Daniel shook his head again and stood, trying to look confident while hoping that his knees wouldn’t buckle. He cleared his throat. “I think I’m ready.”
“Right this way, then, Mr. Wellington.” The young man opened the door fully and stood aside for Daniel to exit.
“Thanks, uh…” Daniel glanced at the badge clipped to the man’s long white coat. Jim Pearsons, Lab Tech. Oh hell, they didn’t even send you a real doctor anymore. “Thanks, Jim,” Daniel finished, trying to keep the sudden disappointment out of his voice.
Jim closed the door and let Daniel down a series of corridors, past rows of doors identical to the one they had just passed through save for the pre-fab number decals affixed to them. The lab tech was young, and Daniel thought he couldn’t be much older than 20. That meant he’d most likely be a Recycle–no, Daniel chided himself, they don’t like to be called “Recycles” this year. Is Giftborn the PC term now, or is it back to Renaissants now? He used to be so good at keeping up with this sort of thing. When had the world gotten so hard to keep track of?

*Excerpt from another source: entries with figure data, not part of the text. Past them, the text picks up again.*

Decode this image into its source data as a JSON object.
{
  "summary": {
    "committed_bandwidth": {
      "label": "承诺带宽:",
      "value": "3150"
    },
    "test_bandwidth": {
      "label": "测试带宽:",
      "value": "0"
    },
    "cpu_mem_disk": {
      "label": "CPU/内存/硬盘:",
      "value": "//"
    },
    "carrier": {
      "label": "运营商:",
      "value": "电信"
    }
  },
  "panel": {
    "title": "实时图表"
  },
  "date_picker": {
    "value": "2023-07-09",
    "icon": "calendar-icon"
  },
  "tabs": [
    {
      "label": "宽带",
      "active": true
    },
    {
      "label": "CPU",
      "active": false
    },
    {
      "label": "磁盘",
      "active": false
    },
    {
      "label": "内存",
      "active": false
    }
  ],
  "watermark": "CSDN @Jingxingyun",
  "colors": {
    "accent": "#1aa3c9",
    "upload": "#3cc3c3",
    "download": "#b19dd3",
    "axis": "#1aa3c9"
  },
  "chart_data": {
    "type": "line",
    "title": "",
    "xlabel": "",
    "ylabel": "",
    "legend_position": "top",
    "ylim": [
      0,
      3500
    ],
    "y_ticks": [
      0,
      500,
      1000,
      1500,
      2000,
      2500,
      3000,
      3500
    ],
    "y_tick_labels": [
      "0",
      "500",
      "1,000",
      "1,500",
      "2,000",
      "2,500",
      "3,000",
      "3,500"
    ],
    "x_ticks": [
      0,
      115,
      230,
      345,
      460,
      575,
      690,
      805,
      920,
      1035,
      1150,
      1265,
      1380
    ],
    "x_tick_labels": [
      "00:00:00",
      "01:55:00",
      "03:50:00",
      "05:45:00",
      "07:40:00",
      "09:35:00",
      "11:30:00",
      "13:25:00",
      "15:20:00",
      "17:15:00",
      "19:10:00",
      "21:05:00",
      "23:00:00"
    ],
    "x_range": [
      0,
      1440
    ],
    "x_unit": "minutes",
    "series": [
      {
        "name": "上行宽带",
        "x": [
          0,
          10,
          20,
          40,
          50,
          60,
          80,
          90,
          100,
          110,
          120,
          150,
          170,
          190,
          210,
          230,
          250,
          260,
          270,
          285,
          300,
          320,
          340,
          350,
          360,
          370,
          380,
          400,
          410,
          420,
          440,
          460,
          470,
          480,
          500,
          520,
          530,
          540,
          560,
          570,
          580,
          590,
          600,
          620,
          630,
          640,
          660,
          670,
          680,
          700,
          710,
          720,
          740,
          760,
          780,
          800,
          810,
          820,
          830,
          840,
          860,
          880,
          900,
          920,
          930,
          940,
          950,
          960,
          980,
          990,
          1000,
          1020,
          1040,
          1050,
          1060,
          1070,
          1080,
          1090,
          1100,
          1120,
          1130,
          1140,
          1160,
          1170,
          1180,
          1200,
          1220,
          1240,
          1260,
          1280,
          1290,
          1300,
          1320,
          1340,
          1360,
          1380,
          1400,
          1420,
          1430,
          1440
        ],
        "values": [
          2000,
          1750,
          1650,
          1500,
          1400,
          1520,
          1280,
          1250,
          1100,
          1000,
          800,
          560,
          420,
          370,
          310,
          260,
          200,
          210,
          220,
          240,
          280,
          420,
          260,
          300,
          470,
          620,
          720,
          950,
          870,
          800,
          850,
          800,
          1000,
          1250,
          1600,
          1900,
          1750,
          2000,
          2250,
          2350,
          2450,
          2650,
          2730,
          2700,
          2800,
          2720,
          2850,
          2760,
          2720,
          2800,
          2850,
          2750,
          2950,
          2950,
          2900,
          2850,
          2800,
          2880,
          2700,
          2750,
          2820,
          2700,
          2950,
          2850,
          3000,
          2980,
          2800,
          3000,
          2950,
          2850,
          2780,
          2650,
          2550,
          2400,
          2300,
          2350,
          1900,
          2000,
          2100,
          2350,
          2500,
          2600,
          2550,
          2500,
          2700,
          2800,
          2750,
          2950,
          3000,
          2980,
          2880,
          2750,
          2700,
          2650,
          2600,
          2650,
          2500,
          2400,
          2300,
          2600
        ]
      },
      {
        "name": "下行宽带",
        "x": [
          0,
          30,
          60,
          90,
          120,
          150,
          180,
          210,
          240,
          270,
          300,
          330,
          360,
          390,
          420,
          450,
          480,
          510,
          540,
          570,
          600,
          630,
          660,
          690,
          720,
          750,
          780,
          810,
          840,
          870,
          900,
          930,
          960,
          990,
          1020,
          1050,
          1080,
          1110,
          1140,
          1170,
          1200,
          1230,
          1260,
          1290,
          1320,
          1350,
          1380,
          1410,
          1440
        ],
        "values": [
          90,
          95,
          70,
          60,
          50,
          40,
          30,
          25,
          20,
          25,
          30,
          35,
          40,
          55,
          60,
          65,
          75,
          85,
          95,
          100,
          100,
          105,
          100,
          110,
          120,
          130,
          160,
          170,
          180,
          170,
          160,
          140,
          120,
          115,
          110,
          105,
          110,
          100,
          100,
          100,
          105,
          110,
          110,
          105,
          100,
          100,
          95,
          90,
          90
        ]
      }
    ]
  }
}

They reached the clinic’s checkout desk, and a pretty but bored-looking Asian girl helped Daniel sign the appropriate paperwork and answer the standard question battery. “Are you having any trouble walking, speaking, or performing motor functions?” “Do you have any significant gaps in your memory that you did not have when you entered?” “Are you currently experiencing any homicidal, antisocial, or misanthropic thoughts that were not present when you entered?” She handed him a glossy pamphlet on what to expect over the next few days, and a listing of support groups for recent donors, “Only if you feel you need them, of course.”
“I think I’ll be fine,” Daniel said, forcing a small smile. “But thank you.”
“Of course, Mr. Wellington. Please pay attention to the list of contraindications on the back of the pamphlet. If you experience any or all of these, contact your primary care physician immediately.” It sounded rehearsed, but at least she was polite about it. “Have a nice day.”
Daniel collected his jacket and stepped through the clinic’s sliding glass doors and into the warm sunlight. The world looked just the same as it had twenty minutes ago: the trees were just starting to bud, cars rumbled past pedestrians out for a stroll in the newly warm weather, the air carried a faint whiff of sugar and grains from the bakery down the street. The sound of children’s laughter drifted on the breeze from somewhere nearby. Daniel shivered.
It should have been different, but Daniel didn’t know how. Everything felt exactly the same as it did before. But why? Why wasn’t it different now that he had no soul?
He walked to the parking lot, started his car, and sat for a half hour before pulling out into traffic to make his way back home.